Sometimes SOAR Is a Few IF/THEN Statements, and That's OK
February 2026 · 6 min read ENGINEERING PHILOSOPHY
There's a quiet pressure in cybersecurity right now to label everything as AI-powered. Vendors race to attach "machine learning" to every feature, and buyers have learned to expect it. But at Sensilla, we think the more honest conversation is about knowing when AI is the right tool and when a well-written IF/THEN statement does the job just fine.
Where We Started: Graph Theory and the Grid
Our technology has deep roots in AI and ML. Back in 2018, we were leveraging graph theory to assemble what we call the Grid, a network graph that displays a company's network as a living thing, independent of topology. The Grid renders communications, alerts, vulnerabilities, and business processes in a single view. The goal was simple in concept and hard in execution: let a SOC operator see the entire network at a glance and assess the state of the system in a second or two. We wanted our operators to go fast, respond to real incidents quickly, and discount false positives without burning cognitive energy.
That required real AI. Behavioral baselines, anomaly scoring, entity resolution across thousands of nodes, none of that works with static rules. The Grid is a genuinely novel application of graph-based machine learning to network security, and we're proud of it.
Where We Are Now: NLP for Speed
Our most recent developments push further into AI territory with natural language processing. We use NLP to help SOC operators go even faster, generating incident summaries, accelerating threat research, interpreting complex event chains, and drafting communications. When an analyst needs to understand a multi-stage attack at 2 AM, having an AI-generated narrative that synthesizes log data, threat intel, and network context into plain language saves real time. These capabilities are built on purpose-trained models, not generic chatbots with a security skin.

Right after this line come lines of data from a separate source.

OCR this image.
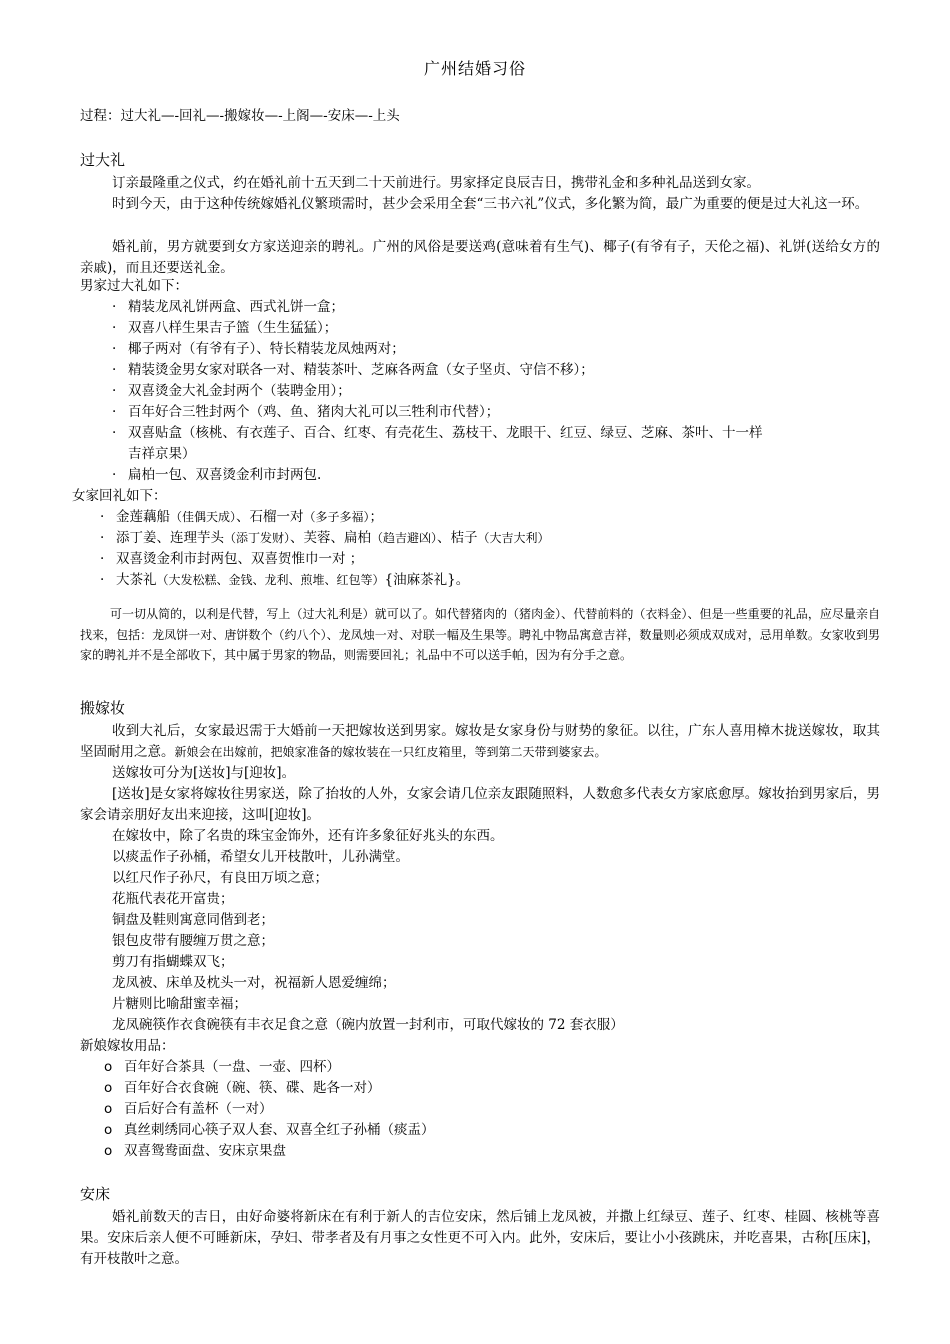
广州结婚习俗
过程：过大礼—-回礼—-搬嫁妆—-上阁—-安床—-上头
过大礼
订亲最隆重之仪式，约在婚礼前十五天到二十天前进行。男家择定良辰吉日，携带礼金和多种礼品送到女家。
时到今天，由于这种传统嫁婚礼仪繁琐需时，甚少会采用全套“三书六礼”仪式，多化繁为简，最广为重要的便是过大礼这一环。
婚礼前，男方就要到女方家送迎亲的聘礼。广州的风俗是要送鸡(意味着有生气)、椰子(有爷有子，天伦之福)、礼饼(送给女方的亲戚)，而且还要送礼金。
男家过大礼如下：
· 精装龙凤礼饼两盒、西式礼饼一盒；
· 双喜八样生果吉子篮（生生猛猛）；
· 椰子两对（有爷有子）、特长精装龙凤烛两对；
· 精装烫金男女家对联各一对、精装茶叶、芝麻各两盒（女子坚贞、守信不移）；
· 双喜烫金大礼金封两个（装聘金用）；
· 百年好合三牲封两个（鸡、鱼、猪肉大礼可以三牲利市代替）；
· 双喜贴盒（核桃、有衣莲子、百合、红枣、有壳花生、荔枝干、龙眼干、红豆、绿豆、芝麻、茶叶、十一样
吉祥京果）
· 扁柏一包、双喜烫金利市封两包.
女家回礼如下：
· 金莲藕船（佳偶天成）、石榴一对（多子多福）；
· 添丁姜、连理芋头（添丁发财）、芙蓉、扁柏（趋吉避凶）、桔子（大吉大利）
· 双喜烫金利市封两包、双喜贺惟巾一对 ；
· 大茶礼（大发松糕、金钱、龙利、煎堆、红包等）{油麻茶礼}。
可一切从简的，以利是代替，写上（过大礼利是）就可以了。如代替猪肉的（猪肉金）、代替前料的（衣料金）、但是一些重要的礼品，应尽量亲自找来，包括：龙凤饼一对、唐饼数个（约八个）、龙凤烛一对、对联一幅及生果等。聘礼中物品寓意吉祥，数量则必须成双成对，忌用单数。女家收到男家的聘礼并不是全部收下，其中属于男家的物品，则需要回礼；礼品中不可以送手帕，因为有分手之意。
搬嫁妆
收到大礼后，女家最迟需于大婚前一天把嫁妆送到男家。嫁妆是女家身份与财势的象征。以往，广东人喜用樟木拢送嫁妆，取其坚固耐用之意。新娘会在出嫁前，把娘家准备的嫁妆装在一只红皮箱里，等到第二天带到婆家去。
送嫁妆可分为[送妆]与[迎妆]。
[送妆]是女家将嫁妆往男家送，除了抬妆的人外，女家会请几位亲友跟随照料，人数愈多代表女方家底愈厚。嫁妆抬到男家后，男家会请亲朋好友出来迎接，这叫[迎妆]。
在嫁妆中，除了名贵的珠宝金饰外，还有许多象征好兆头的东西。
以痰盂作子孙桶，希望女儿开枝散叶，儿孙满堂。
以红尺作子孙尺，有良田万顷之意；
花瓶代表花开富贵；
铜盘及鞋则寓意同偕到老；
银包皮带有腰缠万贯之意；
剪刀有指蝴蝶双飞；
龙凤被、床单及枕头一对，祝福新人恩爱缠绵；
片糖则比喻甜蜜幸福；
龙凤碗筷作衣食碗筷有丰衣足食之意（碗内放置一封利市，可取代嫁妆的 72 套衣服）
新娘嫁妆用品：
o 百年好合茶具（一盘、一壶、四杯）
o 百年好合衣食碗（碗、筷、碟、匙各一对）
o 百后好合有盖杯（一对）
o 真丝刺绣同心筷子双人套、双喜全红子孙桶（痰盂）
o 双喜鸳鸯面盘、安床京果盘
安床
婚礼前数天的吉日，由好命婆将新床在有利于新人的吉位安床，然后铺上龙凤被，并撒上红绿豆、莲子、红枣、桂圆、核桃等喜果。安床后亲人便不可睡新床，孕妇、带孝者及有月事之女性更不可入内。此外，安床后，要让小小孩跳床，并吃喜果，古称[压床]，有开枝散叶之意。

The IF/THEN Statement That's Been Running Since Day One
But here's the thing we don't hide from: there are still many places in our product where an IF/THEN statement did the job and hasn't been touched since it was written. A conditional check that routes an alert to the right queue. A threshold comparison that triggers a notification. A formatting rule that normalizes log timestamps. These aren't glamorous. They don't make for exciting marketing slides. But they work reliably, predictably, and without the overhead of a model that would add complexity without adding value.
We could wrap those features in AI branding. We could imply that a neural network is involved when it isn't. Plenty of companies do. But we'd rather be straight about it: these features exist because our team has deep domain expertise in security operations. They were born from years of watching how SOC analysts actually work, what breaks under pressure, and where simplicity beats sophistication. That experience is worth more than a marketing label.
The Distinction That Matters
Putting a skin on ChatGPT doesn't make you an AI company. It makes you an AI-using company. That distinction matters, especially in security, where the consequences of getting it wrong aren't a bad recommendation or a weird image. They're breached networks, stolen data, and operational disruption.
It's become common to say that AI is now the "knowledge" center and humans provide the "taste." There's some truth to that in creative fields, content generation, and general productivity. But in IT security, humans still provide the context. A model can flag an anomaly. It takes a human to understand that the anomaly is a developer testing a deployment script at an odd hour, or that a spike in DNS queries correlates with a newly onboarded SaaS tool rather than a C2 channel. Context is the difference between a false positive and a real incident, and context still lives in human judgment.
Honest Technology
We're highlighting all of our features; the graph-theory-powered Grid, the NLP-driven analyst tools, and yes, the IF/THEN statements that have been quietly doing their job for years. We think that honesty is itself a differentiator. When a vendor tells you everything is AI-powered, you should ask what that actually means. When we tell you something is AI-powered, we mean we built the model, we trained it on security-specific data, and it does something that rules alone can't do. When we tell you something is a conditional check, we mean it's a battle-tested piece of logic born from domain expertise. Both have value. Both deserve to be acknowledged.
Real security platforms aren't built by picking the trendiest technology and applying it everywhere. They're built by picking the right technology for each problem and having the expertise to know the difference.